Rumbold was recognized on the national, as well as the local, level as a respected professional woman. This can be seen by the inclusion of an article of hers, alongside such prominent women as Jane Addams and Carrie Chapman Catt in the 12-volume Woman Citizen's Library (1913) (advertised as containing "reliable, up-to-date information on the many political and social subjects now attracting wide public attention" contributed by "over fifty experts").

Dubbed by a local newspaper as the "best-known young woman in St. Louis," it was perhaps not surprising that Rumbold frequently received threatening letters demanding that she drop her suffrage work. But she appeared to take it in stride. "I thought it just went with the job,' she told a reporter.

Nor was she unfamiliar with setbacks. Despite Herculean efforts and support and resources both from within and outside the state, in November 1914, voters roundly rejected the woman suffrage amendment. In the wake of this second stinging defeat, and advised by the National American Woman Suffrage Association to move from state action to focus on a federal amendment, Missouri suffragists turned their attention to a great opportunity to present their case on a national level--the upcoming Democratic National Convention, which was to be held in St. Louis in June 1916. Their goal was to persuade the Party to include a suffrage plank in its national platform. Rumbold was made vice-chair of the St. Louis Equal Suffrage League's convention committee. She was responsible for staging the centerpiece of the League's attempt to sway the delegates: the "Golden Lane," a huge demonstration held on the first day of the convention. In it, Democratic delegates were confronted with thousands of suffragists?two-deep, clad in white dresses with yellow sashes and holding yellow parasols--silently lining the ten-block route between the delegates' hotel and the convention hall. This spectacle was remembered vividly and celebrated long after the passage of the 19th amendment.

It was also Rumbold's last active involvement with the woman suffrage movement. The year before, amid public controversy, she had resigned her position as Superintendent of Playgrounds and Recreation when the city's Board of Aldermen denied her a salary increase because she was female. By 1917 she had resumed her full-time career as a social worker and civic reformer, and by 1918 moved to Cleveland, where she had been offered a job as assistant secretary of the Cleveland Chamber of Commerce, and secretary of its City Plan Committee. Rumbold continued in these positions until her retirement in 1938, and lived and worked in Cleveland for the rest of her life. She died on July 2, 1960, and was buried in Engelmann Cemetery, in Shiloh, Illinois. She never married.

Sources:

Rumbold's suffrage work, civic commitments, and personal life are well documented in St. Louis newspapers including the St. Louis Post-Dispatch, the St. Louis Globe-Democrat, and the St. Louis Star and Times.

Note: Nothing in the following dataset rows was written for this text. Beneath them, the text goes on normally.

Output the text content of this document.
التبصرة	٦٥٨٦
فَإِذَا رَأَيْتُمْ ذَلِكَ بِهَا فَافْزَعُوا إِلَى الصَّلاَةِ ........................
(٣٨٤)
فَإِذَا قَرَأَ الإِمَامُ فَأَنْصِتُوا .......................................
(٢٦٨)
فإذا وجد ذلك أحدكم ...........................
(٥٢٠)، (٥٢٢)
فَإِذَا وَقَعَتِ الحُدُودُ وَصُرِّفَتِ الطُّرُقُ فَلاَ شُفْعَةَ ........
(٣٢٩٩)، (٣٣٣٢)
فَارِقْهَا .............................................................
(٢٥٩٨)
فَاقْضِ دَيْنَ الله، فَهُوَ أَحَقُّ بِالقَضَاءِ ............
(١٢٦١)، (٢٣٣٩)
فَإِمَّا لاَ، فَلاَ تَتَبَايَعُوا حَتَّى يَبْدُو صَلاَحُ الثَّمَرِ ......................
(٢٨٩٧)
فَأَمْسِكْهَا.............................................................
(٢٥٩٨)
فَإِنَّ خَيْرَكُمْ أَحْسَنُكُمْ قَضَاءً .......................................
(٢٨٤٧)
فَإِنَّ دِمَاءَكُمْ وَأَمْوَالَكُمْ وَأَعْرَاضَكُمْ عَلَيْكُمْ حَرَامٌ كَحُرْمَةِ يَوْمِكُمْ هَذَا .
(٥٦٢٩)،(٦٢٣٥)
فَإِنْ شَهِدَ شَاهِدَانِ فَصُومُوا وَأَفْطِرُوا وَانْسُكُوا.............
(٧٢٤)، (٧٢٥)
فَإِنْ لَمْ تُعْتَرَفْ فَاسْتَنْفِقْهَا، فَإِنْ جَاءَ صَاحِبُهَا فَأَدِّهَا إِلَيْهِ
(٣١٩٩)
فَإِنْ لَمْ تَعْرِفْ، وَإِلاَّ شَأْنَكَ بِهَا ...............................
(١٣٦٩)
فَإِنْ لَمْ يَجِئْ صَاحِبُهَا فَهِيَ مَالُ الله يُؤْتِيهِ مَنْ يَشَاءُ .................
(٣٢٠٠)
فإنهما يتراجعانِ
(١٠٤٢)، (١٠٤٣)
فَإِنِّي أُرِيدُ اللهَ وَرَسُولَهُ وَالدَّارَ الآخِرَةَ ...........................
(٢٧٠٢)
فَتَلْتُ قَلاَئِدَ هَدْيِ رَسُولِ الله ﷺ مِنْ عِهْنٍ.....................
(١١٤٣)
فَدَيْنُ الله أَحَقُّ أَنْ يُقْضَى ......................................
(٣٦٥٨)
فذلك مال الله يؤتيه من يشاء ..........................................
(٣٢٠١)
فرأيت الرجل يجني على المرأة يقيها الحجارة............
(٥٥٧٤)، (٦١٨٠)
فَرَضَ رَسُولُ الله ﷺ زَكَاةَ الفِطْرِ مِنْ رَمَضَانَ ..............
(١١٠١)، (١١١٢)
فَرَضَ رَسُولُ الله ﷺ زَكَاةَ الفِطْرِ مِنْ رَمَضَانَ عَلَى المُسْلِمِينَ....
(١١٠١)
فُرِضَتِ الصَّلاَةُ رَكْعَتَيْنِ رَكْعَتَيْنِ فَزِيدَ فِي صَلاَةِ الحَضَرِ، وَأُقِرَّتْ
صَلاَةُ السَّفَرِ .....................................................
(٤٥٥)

Additionally, much can be gathered about Rumbold from journals and magazines such as The Missouri Historical Review published by the State Historical Society of Missouri, Woman's Journal, an American women's right periodical published from 1870 to 1931, the American Journal of Economics and Sociology, and Gateway, the magazine of the Missouri Historical Society.

Online information on the Rumbolds can be found in the St. Louis Social Register and the St. Louis City Directory available on Ancestry.com. Additionally, Rumbold's report on housing conditions in St. Louis is freely available online on Google Books.

Katharine T. Corbett's book In her place: a guide to St. Louis women's history includes an essay about Rumbold and her civic work.

Although Charlotte Rumbold left no personal papers related to her work in St. Louis, further information about her is available in the vertical files at the Missouri Historical Society.